Step 5—Data extraction: We apply a hybrid coding approach to extract relevant data for further investigation. First, using a customized GPT, we leverage generative AI to screen the articles of our literature population for the eight dimensions of our framework. Next, we manually review the recommendations to decide how to code each article. For the first step, we use OpenAI’s GPT-4 to build a custom GPT named “Lit Review Analyzer”. After initialization, we proceed with manual coding examples for studies in our literature population. As a result, the Lit Review Analyzer processes PDF articles to output a table of recommendations for each framework dimension, for example, suggesting the best-fitting industry sector or functional area. We provide details on the set-up of the custom GPT in Table 3.

Table 3 Set-up of the custom GPT

EBSCOhost provides a NAICS-based industry sector classification for some articles. If available, we adopt this classification. Otherwise, we apply our hybrid coding procedure. For the dimension of AI algorithms, we differentiate between those that address the core research question and those used as a benchmark, baseline, or other form of comparison.

Importantly, the entries of each dimension of our framework are not mutually exclusive, so a study can be assigned to more than one in each dimension. For example, a study may be assigned to both text data and image data in the dimension of input data. To resolve ambiguity, we conducted discussions within our research team and iteratively refined our coding approach. The results of our coding scheme are summarized in the “6.” of this study.

Step 6—Analysis and synthesis: In this step, we investigate the absolute frequency and the rank of items within each of the eight dimensions.

4 Findings And Discussion

4.1 Literature Population

The literature population consists of 143 studies. Table 4 presents the distribution of the studies over the journals and years of publication. We highlight three observations. First, ISR, MISQ, and JMIS account for 65% of the articles in our literature population. Specifically, 93 of 143 articles are published by these journals, with 36, 32, and 25 publications for ISR, MISQ, and JMIS, respectively. Second, EJIS, I and O, ISJ, JIT, and JSIS barely publish studies that use AI algorithms, with three or fewer studies each. Third, we notice an increase in articles that use AI over time, with more than 100 articles published between 2020 and 2023.

Table 4 Literature population distribution over time and journals

The significant increase in publications in our literature population shows that AI algorithms have recently gained substantial traction in the field of IS. However, we think that the establishment of applied AI in IS has just started to rise. We expect to see growing attention paid to AI algorithms in the future, further fueled by the introduction of generative AI.

4.2 Dimensions Of The Conceptual Framework

4.2.1 Industry Sector

Within the reviewed literature, the preceding industry sector is 51: Information. We count 60 articles assigned to the category, which equals a relative frequencyFootnote 4 of more than 35%. With 23 studies assigned to its category, 62: Health Care and Social Assistance is the second most frequent industry sector, followed by 44–45: Retail Trade (16), 52: Finance and Insurance (11), 92: Public Administration (8), 31–33: Manufacturing (6), and 48–49: Transportation and Warehousing (5). Other NAICS categories have two or fewer studies assigned. We also find 23 that cannot be assigned to any industry sector. Table 5 presents the distribution of our literature population over the industry sectors.

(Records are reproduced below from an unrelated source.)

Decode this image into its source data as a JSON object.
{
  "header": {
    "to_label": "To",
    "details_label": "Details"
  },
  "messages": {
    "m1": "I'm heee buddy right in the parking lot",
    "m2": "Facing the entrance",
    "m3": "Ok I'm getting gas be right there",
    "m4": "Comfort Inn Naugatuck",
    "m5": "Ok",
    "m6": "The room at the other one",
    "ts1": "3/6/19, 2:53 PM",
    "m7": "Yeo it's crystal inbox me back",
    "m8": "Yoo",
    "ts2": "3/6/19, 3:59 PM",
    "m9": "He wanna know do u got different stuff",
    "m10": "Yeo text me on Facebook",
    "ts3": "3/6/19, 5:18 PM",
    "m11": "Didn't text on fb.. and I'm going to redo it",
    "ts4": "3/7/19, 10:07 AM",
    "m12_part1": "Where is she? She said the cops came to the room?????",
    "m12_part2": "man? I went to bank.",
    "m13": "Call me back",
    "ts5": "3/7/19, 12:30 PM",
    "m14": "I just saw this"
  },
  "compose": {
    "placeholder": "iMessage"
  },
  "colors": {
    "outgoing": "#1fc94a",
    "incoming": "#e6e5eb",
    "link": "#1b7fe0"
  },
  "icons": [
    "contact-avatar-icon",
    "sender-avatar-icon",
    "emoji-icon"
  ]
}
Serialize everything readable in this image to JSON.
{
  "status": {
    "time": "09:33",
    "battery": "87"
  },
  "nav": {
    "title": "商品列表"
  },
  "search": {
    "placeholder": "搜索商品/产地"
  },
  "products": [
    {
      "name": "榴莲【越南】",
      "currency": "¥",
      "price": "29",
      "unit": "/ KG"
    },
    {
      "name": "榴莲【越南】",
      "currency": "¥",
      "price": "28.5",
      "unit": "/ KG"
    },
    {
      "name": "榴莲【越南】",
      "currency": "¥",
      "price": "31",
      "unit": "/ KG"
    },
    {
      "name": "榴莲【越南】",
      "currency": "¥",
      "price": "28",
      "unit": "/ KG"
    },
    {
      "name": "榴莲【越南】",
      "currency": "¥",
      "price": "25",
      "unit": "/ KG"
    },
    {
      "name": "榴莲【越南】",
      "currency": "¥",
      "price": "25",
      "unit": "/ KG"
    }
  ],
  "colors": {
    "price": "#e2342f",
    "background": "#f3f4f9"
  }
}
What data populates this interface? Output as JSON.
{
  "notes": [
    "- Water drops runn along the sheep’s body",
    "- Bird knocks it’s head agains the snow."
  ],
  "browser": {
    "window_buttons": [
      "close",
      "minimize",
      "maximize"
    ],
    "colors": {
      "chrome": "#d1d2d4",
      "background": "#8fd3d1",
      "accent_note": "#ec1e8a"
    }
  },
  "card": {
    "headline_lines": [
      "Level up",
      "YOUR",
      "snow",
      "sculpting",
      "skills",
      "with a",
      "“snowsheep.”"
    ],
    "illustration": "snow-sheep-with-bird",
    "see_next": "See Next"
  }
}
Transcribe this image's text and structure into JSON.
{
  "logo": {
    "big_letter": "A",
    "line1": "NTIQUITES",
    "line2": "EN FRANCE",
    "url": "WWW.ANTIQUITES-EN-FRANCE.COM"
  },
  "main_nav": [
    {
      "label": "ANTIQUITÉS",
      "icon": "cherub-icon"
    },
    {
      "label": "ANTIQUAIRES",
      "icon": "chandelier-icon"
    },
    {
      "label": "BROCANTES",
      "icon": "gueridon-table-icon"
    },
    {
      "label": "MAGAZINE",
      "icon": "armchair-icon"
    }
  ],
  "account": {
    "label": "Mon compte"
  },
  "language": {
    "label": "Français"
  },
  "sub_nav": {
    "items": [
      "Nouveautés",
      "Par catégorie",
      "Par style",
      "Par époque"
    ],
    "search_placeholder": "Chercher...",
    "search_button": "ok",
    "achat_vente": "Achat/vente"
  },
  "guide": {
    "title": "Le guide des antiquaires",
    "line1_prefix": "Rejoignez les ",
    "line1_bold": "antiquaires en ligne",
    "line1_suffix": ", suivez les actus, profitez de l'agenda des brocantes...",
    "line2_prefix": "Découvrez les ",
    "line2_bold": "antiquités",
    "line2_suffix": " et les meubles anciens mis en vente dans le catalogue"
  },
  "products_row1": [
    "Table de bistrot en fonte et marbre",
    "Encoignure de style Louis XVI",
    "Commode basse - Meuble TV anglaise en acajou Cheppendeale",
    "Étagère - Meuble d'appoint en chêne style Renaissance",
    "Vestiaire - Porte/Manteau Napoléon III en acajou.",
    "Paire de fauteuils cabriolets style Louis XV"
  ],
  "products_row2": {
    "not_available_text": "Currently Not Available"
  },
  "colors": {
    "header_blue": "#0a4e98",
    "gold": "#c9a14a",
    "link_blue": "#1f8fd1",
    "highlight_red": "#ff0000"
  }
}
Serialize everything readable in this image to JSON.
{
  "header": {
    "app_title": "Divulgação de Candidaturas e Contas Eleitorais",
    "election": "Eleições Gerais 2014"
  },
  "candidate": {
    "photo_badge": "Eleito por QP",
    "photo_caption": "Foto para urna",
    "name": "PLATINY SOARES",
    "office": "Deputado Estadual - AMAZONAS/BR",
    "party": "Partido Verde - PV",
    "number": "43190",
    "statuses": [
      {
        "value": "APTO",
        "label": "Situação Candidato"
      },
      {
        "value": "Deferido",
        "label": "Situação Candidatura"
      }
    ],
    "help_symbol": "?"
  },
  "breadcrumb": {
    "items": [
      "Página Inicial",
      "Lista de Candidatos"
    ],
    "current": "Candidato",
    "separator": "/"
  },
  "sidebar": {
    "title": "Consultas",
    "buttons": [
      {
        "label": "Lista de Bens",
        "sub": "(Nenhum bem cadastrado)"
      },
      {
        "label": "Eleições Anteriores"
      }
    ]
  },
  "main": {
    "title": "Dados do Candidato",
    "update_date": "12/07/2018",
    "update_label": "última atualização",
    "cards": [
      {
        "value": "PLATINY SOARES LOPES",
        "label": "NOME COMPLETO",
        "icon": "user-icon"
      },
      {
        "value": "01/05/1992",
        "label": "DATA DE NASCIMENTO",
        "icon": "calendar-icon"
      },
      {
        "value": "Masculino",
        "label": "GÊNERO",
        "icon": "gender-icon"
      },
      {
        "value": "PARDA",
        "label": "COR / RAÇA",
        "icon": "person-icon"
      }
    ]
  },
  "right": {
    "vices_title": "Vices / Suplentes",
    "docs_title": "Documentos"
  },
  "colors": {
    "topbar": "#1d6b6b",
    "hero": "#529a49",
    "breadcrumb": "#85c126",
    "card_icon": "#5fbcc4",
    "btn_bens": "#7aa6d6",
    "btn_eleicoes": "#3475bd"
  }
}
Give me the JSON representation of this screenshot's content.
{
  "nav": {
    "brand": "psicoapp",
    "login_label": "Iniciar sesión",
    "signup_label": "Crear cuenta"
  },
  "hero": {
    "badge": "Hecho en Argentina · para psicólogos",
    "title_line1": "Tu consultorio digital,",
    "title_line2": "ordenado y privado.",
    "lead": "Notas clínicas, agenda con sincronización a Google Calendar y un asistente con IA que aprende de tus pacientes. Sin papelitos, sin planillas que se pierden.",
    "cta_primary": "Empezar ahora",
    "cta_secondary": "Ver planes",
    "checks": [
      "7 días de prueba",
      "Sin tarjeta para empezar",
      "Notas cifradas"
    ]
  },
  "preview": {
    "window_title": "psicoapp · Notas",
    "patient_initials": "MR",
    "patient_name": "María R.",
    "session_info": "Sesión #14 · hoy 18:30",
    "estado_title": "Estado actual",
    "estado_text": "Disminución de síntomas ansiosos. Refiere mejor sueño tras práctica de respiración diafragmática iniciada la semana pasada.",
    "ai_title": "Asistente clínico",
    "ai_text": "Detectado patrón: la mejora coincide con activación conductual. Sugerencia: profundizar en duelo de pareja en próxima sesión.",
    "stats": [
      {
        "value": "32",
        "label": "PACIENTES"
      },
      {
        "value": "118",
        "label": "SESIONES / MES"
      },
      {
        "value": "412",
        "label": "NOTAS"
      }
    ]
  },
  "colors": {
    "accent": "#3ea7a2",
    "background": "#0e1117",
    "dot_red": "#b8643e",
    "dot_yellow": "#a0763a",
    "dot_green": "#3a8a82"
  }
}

Table 5 Absolute frequencies and rank of industry sectors

We attribute the prevalence of the industry sector 51: Information to two main reasons. First, since IS research, by definition, investigates information management, we expect information to be particularly relevant. Second, many studies in our population address research questions regarding social media (e.g., Ghiassi et al. 2016; Guo et al. 2018), product reviews (e.g., Liu et al. 2021; Mejia et al. 2019), cybersecurity (e.g., Ebrahimi et al. 2020; Li et al. 2016), or mobile apps (e.g., He et al. 2019; Lee et al. 2020), which commonly relate to the industry sector of information.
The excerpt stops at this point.